NIS makes updating network databases much simpler than with the /etc file system. You no longer have to change the administrative /etc files on every system each time you modify the network environment. For example, if you add a new system to a network running NIS, you only have to update the input file in the master server and run /usr/ccs/bin/make. This process automatically updates the hosts.byname and hosts.byaddr maps. These maps are then transferred to any slave servers and made available to all the domain's client systems and their programs.

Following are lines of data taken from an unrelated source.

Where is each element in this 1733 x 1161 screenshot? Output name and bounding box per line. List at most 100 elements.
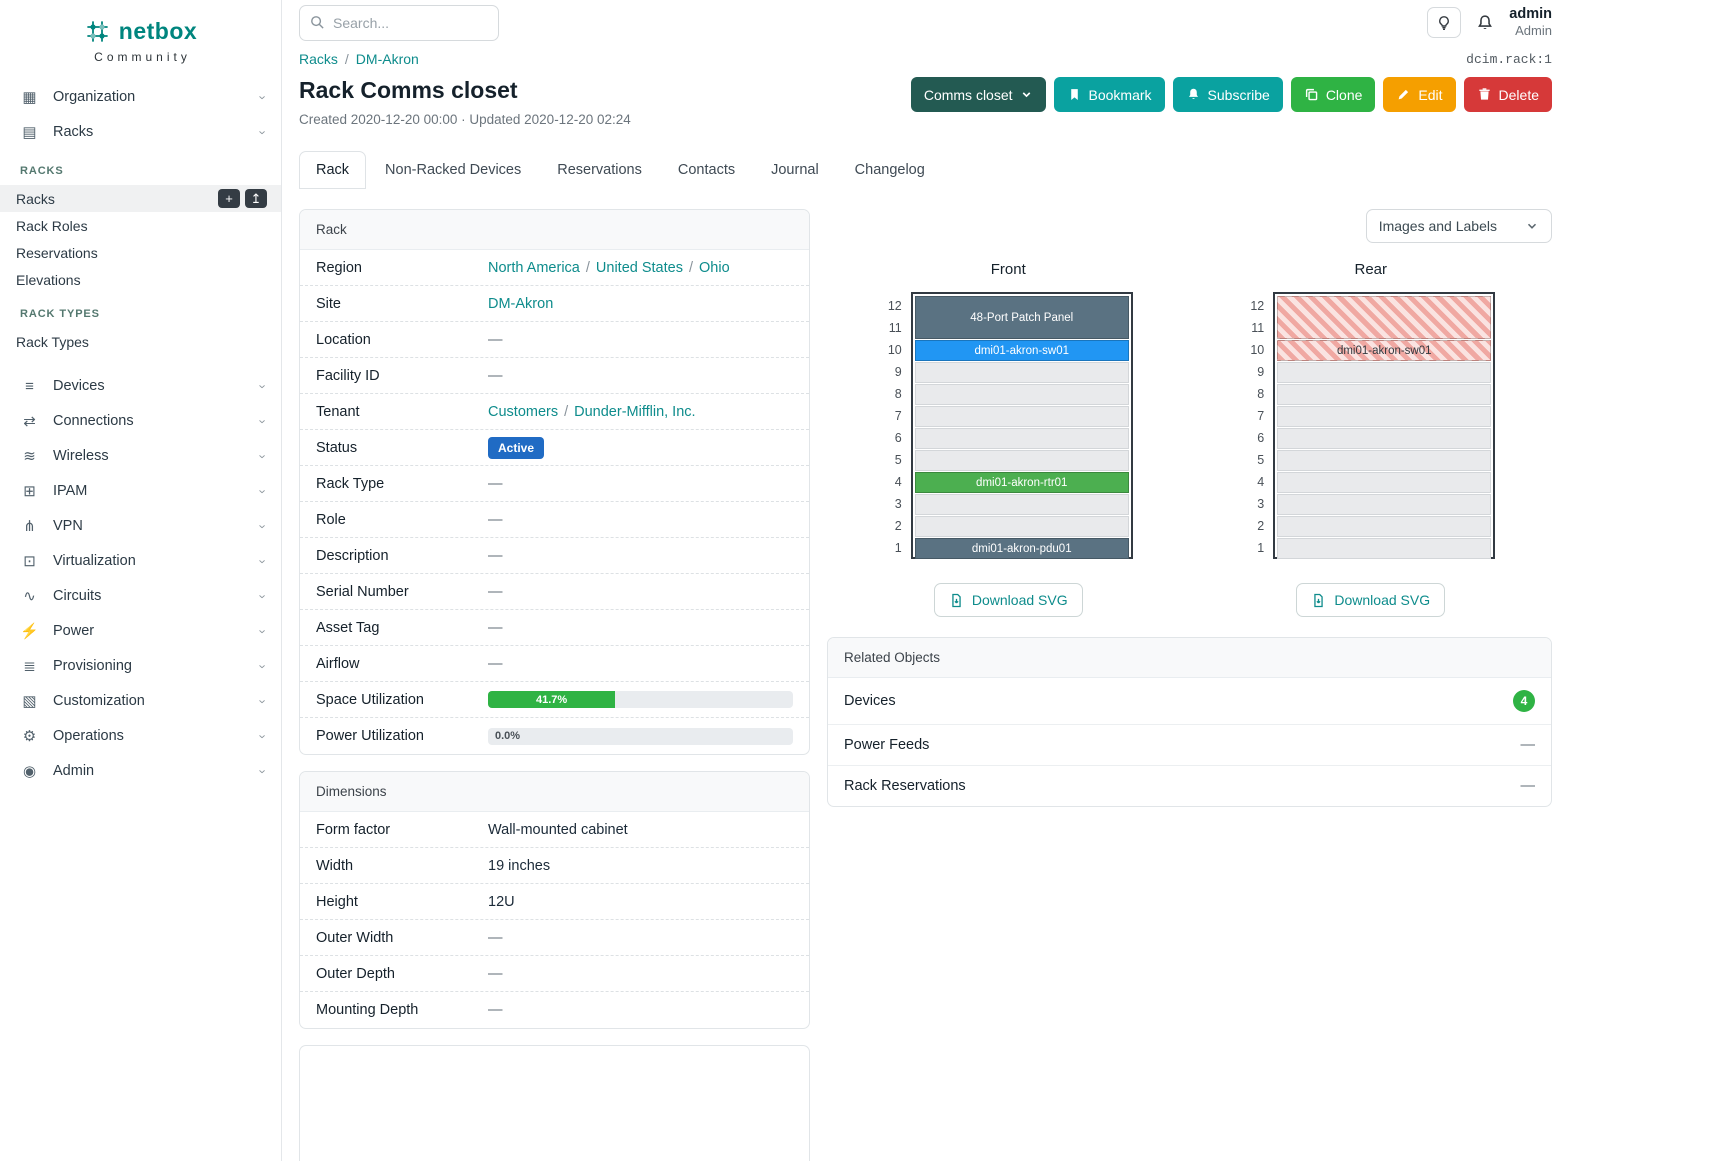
rack-unit-empty <box>1277 406 1492 427</box>
sidebar-item-provisioning[interactable]: ≣ Provisioning › <box>0 649 281 684</box>
bell-icon <box>1186 87 1201 102</box>
detail-row-region: Region North America / United States / Ohio <box>300 250 809 286</box>
unit-number: 9 <box>894 365 902 379</box>
sidebar-item-power[interactable]: ⚡ Power › <box>20 623 271 640</box>
sidebar-item-customization[interactable]: ▧ Customization › <box>0 684 281 719</box>
detail-row-status: Status Active <box>300 430 809 466</box>
sidebar-item-ipam[interactable]: ⊞ IPAM › <box>0 474 281 509</box>
link-customers[interactable]: Customers <box>488 403 559 420</box>
rack-device[interactable]: dmi01-akron-sw01 <box>914 340 1129 361</box>
link-ohio[interactable]: Ohio <box>699 259 730 276</box>
edit-button[interactable]: Edit <box>1383 77 1456 112</box>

Just as you use the cat command to display the contents of a text file, you can use the ypcat command to display the values in a map. The ypcat basic syntax is:
ypcat <mapname>
In this case, mapname is the name of the map you want to examine.
You can use the ypwhich command to determine which server is the master of a particular map. Type the following:
ypwhich -m <mapname>
In this case, mapname is the name of the map whose master you want to find. ypwhich responds by displaying the name of the master server.